For reference, other good books to review and consolidate your programming and computation knowledge include:

GR, Geocomputation in R, by Robin Lovelace, Jakub Nowosad, and Jannes Muenchow. This is free to all and publicly available.
AR, Advanced R, by Hadley Wickham. This is free to all and publicly available. Will not generally be useful in this module, but good to know about if needed.
ARM, Data Analysis using Regression and Multilevel/Hierarchical Models, by Andrew Gelman and Jennifer Hill. This source is not free/public, but is available on Blackboard through the university library.

Schedule

Lectures are held synchronously on Zoom at 5PM Mondays local time.

One lab practical is held each week on Tuesday at 9AM local time.

I appreciate that this does not leave much time for consolidating your knowledge from lecture. So, do the reading before the lecture, and be proactive in scheduling appointments in my Monday Afternoon Office Hours.

Don’t ask, just book.

For all materials I have written, if you change the .html at the end of the URL to .Rmd, you can download the original R Markdown for the assignment.
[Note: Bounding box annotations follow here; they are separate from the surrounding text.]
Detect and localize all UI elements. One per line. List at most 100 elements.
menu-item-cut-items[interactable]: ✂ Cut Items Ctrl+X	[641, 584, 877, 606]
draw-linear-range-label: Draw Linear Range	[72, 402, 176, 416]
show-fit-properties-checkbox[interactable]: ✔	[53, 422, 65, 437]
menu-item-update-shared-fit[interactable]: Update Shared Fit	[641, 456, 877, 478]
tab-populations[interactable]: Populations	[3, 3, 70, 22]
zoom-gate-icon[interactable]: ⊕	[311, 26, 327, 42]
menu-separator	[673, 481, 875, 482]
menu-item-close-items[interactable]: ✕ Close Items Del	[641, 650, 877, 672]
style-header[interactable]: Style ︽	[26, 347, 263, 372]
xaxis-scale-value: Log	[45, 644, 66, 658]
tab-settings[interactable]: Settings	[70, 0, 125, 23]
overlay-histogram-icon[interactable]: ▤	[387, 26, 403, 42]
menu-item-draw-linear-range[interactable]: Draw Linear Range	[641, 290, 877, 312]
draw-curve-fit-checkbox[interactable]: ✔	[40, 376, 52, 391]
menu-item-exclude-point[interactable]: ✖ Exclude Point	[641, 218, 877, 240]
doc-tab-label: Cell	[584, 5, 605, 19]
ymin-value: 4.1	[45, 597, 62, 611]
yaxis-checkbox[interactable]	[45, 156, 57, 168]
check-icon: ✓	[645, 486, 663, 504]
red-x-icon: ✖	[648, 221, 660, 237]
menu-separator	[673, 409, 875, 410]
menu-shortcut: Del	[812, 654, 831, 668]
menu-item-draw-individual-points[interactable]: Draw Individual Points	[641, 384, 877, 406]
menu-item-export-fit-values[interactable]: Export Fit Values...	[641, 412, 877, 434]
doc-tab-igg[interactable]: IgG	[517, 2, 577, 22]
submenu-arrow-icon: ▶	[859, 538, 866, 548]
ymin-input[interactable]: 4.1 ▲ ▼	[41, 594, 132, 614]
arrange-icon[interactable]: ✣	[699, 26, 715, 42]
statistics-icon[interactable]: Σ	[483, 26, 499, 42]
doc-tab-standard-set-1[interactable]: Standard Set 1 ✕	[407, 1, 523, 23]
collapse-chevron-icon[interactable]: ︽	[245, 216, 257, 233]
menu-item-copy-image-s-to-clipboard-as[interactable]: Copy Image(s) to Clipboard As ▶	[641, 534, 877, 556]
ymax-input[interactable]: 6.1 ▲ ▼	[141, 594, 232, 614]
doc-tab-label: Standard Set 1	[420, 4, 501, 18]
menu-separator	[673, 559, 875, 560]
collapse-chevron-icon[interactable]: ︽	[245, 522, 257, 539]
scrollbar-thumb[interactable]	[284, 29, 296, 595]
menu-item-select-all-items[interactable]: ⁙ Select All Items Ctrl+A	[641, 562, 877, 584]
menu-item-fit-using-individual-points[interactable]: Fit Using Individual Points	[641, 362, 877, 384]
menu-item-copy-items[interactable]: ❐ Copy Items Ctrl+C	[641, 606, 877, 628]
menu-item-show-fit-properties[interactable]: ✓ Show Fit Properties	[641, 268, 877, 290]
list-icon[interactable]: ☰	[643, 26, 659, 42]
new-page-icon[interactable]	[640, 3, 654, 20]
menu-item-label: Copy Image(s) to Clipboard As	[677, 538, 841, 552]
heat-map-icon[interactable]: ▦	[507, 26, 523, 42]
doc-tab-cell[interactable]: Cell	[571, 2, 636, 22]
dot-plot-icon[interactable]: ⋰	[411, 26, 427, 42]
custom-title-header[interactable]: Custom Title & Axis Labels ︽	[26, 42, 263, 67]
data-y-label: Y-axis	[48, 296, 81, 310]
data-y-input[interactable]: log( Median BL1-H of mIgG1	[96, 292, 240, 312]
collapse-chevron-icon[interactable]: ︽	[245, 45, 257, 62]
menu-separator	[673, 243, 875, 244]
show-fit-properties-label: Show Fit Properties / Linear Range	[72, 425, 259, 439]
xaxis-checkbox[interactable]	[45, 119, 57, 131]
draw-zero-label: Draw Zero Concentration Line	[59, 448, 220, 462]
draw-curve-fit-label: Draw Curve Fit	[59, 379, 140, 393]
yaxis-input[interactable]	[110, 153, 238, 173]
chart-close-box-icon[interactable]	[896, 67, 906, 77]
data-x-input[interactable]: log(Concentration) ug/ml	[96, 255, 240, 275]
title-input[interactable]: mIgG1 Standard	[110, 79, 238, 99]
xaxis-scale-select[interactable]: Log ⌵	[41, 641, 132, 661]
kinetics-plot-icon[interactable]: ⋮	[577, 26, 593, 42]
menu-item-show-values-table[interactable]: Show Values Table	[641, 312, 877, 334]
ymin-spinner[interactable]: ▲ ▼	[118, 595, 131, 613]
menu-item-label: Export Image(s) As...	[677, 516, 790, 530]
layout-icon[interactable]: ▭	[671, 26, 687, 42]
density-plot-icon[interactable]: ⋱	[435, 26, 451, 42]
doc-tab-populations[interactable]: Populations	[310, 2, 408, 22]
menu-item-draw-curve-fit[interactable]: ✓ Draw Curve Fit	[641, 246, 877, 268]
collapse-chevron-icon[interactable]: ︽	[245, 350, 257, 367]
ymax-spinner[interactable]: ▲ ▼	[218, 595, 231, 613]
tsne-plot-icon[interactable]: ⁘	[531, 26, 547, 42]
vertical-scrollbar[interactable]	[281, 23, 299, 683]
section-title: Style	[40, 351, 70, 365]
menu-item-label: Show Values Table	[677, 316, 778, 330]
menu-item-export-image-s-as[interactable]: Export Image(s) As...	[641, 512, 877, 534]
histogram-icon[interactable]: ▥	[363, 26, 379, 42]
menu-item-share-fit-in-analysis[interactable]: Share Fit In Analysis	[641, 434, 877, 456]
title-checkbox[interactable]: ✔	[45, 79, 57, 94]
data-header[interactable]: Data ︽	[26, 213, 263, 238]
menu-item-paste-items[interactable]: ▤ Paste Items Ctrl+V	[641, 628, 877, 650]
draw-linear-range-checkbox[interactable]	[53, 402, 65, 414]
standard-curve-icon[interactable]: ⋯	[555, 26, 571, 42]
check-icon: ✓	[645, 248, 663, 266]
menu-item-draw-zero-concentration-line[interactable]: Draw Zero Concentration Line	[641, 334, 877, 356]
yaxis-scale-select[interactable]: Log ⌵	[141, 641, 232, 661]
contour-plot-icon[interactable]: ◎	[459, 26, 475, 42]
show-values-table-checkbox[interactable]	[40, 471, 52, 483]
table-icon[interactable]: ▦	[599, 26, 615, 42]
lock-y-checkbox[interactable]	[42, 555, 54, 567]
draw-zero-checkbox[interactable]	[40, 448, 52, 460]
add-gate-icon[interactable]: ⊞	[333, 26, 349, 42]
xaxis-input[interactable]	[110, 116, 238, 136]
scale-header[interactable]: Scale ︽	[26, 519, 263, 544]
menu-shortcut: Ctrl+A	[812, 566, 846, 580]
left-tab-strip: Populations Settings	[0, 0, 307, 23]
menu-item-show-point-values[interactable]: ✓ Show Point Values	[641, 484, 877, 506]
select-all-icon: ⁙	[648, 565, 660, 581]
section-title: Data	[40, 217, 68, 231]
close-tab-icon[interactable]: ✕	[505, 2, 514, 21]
For example, the first comprehension material is available at https://ljwolf.org/teaching/gds/t1.html, and the R Markdown used to build that material is https://ljwolf.org/teaching/gds/t1.Rmd.

Block	Week.Starting	Topic	Reading	Materials
Tidy	27 September	The normal form for data	R4DS 12.1-2, Paper	T1
Tidy	4 October	A vocabulary for data shaping	R4DS 5, 12.3-4	T2
Viz	18 October	On the Grammar of Graphics	FDA 1-4	V1
Viz	25 October	A taxonomy of plots	FDA 5,9,12,14	V2
Reg I	1 November	Theory of Statistical Learning	ISL 2.1; SR 1.1-2	R1.1
Reg I	8 November	Regression as a supervised learning task	ISL 3.1-2	R1.2
Reg II	15 November	Consolidation week	ISL 3.3-5	MA R1.2A
Reg II	22 November	Moving beyond the normal task	ISL 4.1-3	R2.2
Reg II	29 November	Justifying your conclusions	ISL 5.1	R2.3
Topic	6 December	Student Choice!	ISL 8.1-2	Trees
Close	13 December	Review and Consolidation		Mock Final

NOTE: abbreviations used in the table are covered in the reading section of this document.

Alternative Readings

SR’s chapter on linear regression covers similar material to ISL, but focuses on the statistical perspective. This means the two are very different: whereas ISL provides a more “classical” presentation of regression for applied settings, SR focuses on explaining the conceptual basis for regression, working from the basic distributional theory of regression up to regression itself. SR’s chapter 5 is, again, similar to ISL 3.3-3.5 but with much greater philosophical and conceptual depth. Equivalents of ISL 4.1-3 exist in SR 9.2, but the level of sophistication may be again more statistical than desired. SR 6 again is an analogue of ISL 12, but they approach the treatment from very different perspectives.